Escenarios

Shakespeare titiritero y condensado

29 julio, 2016 02:00

¿Se imaginan toda la dramaturgia de Shakespeare encerrada en una especie de cajas teatrales y cada obra condensada en 8 minutos? Pues esta es la propuesta que ofrece este fin de semana el Festival de Olite de la mano de Micro-Shakespeare, creado por la compañía Laitrum. Una adaptación totalmente moderna y rompedora de la obra del dramaturgo inglés.

Esta peculiar idea, creada para celebrar el aniversario del Bardo de Avon, surgió a raíz de una colaboración de la compañía catalana con el National Theatre de Londres. "Teníamos un espectáculo que se llamaba Capses (Cajas) y fuimos con él al National Theatre's Watch This Space Festival, el festival de calle del National Theatre", cuenta el actor y director Toti Toronell. "Les gustó mucho esta idea y nos propusieron hacer una coproducción con la misma base pero llevándolo a las obras de Shakespeare".

Y es que no es únicamente la duración de las obras lo que causa extrañeza, sino también su modo de representación. Cada obra constituye un pequeño teatrito pensado para que el público interactúe. "Una persona del público ocupa un lado del teatrito y el resto del público al otro. La que está dentro es manipulador de esta historia y va recibiendo instrucciones por unos auriculares moviendo las piezas de las cajas según las instrucciones que está escuchando", explica Toronell. "Sin saber muy bien lo que está haciendo está interpretando para el que está delante una obra de Shakespeare. Éste escucha por los auriculares una obra de Shakespeare, la explicación de la representación a la que está asistiendo".

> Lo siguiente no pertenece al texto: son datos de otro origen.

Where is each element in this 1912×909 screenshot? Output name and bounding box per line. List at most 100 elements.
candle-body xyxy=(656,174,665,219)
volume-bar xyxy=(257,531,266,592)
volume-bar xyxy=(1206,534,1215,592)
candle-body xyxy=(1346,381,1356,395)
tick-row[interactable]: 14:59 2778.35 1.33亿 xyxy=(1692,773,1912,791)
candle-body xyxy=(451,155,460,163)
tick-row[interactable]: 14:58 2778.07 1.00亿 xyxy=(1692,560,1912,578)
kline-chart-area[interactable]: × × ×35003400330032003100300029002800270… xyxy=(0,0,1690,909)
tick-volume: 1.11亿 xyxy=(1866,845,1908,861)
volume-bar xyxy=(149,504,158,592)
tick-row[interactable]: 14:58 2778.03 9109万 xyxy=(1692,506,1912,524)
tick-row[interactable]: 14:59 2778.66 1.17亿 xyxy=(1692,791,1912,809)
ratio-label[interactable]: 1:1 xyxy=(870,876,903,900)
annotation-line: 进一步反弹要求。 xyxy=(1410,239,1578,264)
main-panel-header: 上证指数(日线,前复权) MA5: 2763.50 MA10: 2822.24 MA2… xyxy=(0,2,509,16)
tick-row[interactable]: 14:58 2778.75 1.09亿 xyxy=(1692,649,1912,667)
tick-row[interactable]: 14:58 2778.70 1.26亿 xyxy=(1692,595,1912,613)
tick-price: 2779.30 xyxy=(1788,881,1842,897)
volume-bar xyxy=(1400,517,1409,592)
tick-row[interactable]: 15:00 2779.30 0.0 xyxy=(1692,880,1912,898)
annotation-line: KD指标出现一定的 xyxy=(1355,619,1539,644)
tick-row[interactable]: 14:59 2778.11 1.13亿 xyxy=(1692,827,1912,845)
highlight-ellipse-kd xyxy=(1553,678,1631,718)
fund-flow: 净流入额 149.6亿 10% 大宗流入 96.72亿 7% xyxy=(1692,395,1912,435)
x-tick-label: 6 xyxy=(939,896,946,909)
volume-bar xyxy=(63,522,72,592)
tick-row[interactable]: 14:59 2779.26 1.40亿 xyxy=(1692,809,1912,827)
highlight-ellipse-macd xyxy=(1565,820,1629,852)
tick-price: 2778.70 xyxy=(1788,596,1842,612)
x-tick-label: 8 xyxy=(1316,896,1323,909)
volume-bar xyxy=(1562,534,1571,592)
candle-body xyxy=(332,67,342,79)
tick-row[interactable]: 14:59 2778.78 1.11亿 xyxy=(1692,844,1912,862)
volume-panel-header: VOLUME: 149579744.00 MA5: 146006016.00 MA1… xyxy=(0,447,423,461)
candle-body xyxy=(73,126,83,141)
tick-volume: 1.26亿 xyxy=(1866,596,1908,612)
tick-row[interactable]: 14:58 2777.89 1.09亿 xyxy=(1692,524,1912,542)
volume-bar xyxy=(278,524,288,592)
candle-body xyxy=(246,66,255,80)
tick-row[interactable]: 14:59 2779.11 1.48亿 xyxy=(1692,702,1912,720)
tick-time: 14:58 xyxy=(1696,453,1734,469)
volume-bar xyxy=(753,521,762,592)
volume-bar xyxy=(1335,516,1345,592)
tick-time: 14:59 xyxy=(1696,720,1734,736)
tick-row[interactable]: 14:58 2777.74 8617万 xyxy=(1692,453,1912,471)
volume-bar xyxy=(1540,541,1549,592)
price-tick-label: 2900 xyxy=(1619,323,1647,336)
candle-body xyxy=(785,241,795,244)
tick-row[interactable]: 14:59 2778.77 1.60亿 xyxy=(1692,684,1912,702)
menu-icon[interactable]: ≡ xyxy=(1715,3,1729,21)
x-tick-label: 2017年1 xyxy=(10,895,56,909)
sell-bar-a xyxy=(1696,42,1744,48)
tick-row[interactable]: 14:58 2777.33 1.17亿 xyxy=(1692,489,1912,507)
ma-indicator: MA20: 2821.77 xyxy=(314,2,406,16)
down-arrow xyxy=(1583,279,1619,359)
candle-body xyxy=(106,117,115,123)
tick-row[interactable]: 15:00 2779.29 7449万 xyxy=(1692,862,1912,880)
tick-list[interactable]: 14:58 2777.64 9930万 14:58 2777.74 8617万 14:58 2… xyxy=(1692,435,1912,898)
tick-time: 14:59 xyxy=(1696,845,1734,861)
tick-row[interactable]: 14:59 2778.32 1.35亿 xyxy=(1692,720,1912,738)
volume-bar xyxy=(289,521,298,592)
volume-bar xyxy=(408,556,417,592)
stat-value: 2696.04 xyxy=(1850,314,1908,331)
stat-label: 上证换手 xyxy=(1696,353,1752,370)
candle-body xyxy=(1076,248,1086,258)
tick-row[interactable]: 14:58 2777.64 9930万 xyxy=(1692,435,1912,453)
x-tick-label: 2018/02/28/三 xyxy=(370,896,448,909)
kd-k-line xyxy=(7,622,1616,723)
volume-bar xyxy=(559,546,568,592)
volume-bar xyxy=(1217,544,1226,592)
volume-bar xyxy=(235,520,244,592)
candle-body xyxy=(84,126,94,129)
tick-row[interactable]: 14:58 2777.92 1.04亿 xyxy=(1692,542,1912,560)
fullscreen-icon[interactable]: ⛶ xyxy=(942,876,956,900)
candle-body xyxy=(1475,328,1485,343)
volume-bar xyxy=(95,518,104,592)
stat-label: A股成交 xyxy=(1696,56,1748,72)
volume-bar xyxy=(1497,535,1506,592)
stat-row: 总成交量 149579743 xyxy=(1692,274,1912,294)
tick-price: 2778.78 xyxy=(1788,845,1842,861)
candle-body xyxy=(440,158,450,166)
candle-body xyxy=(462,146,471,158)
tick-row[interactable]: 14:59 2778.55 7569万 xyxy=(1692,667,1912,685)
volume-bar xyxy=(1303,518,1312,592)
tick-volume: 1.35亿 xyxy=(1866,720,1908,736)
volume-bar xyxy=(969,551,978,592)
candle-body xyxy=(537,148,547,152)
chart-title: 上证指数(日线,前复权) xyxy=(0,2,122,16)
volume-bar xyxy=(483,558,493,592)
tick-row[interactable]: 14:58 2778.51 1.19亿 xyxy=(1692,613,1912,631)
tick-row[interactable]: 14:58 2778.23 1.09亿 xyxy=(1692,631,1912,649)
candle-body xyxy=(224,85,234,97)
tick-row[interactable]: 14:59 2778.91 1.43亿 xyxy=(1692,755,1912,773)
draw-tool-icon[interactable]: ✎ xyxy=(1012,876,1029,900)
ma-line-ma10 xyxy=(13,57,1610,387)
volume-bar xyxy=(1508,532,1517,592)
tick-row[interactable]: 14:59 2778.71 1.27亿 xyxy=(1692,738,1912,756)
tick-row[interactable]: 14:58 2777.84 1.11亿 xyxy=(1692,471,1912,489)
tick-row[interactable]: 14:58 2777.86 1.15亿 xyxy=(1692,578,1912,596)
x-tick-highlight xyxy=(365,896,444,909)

Si ya parece difícil el montaje y la representación, imagínense la adaptación del texto. "El condensar y reducir los dramas de Shakespeare es lo más complicado, lo que más nos costó hacer. Primero tienes que coger la esencia de qué es lo que realmente importa que se cuente de cada historia, sintetizar su alma. En la primera fase cada obra duraba 15 o 20 minutos pero claro, queríamos llegar a cinco, así que a partir de ahí había que hacer un destroce de la obra de Shakespeare". La idea con la que jugaba la compañía era que no se perdiera la historia, que el espectador sepa un poco de qué va cada obra, evidentemente de una forma muy transversal y perjudicando lo menos posible la intención original del autor. "Nos permitimos el lujo de prescindir de algunos personajes menores con los que habría sido imposible hacer estos resúmenes. Se trata de ir jugando y probando e ir viendo qué es más o menos importante, pero si la síntesis la hubieran hecho otros seguro que variarían elementos".

Una obra de grupo que exige plena disposición de su público que además es políglota, pues gracias al formato la obra ha sido traducida a varios idiomas como chino, portugués, castellano, inglés, alemán, francés, catalán o vasco. "En la compañía Laitrum siempre nos gusta trabajar con la idea de que el público es parte del espectáculo. Buscamos siempre una interacción. Somos actores, payasos, y partimos de la base de jugar con el público e invitarle a participar, a ser parte de la historia. Al principio es cuando es un poco más difícil, pero una vez que alguien ya entra en el juego el resto se anima más porque ve que la cosa no es complicada y es divertida". Así que ya saben, para disfrutar del mejor teatro de forma diferente, pónganse unos auriculares y déjense arrastrar por las disparatas instrucciones de Micro-Shakespeare, como ellos mismos afirman: "un espectáculo muy complicado de explicar pero muy divertido de hacer".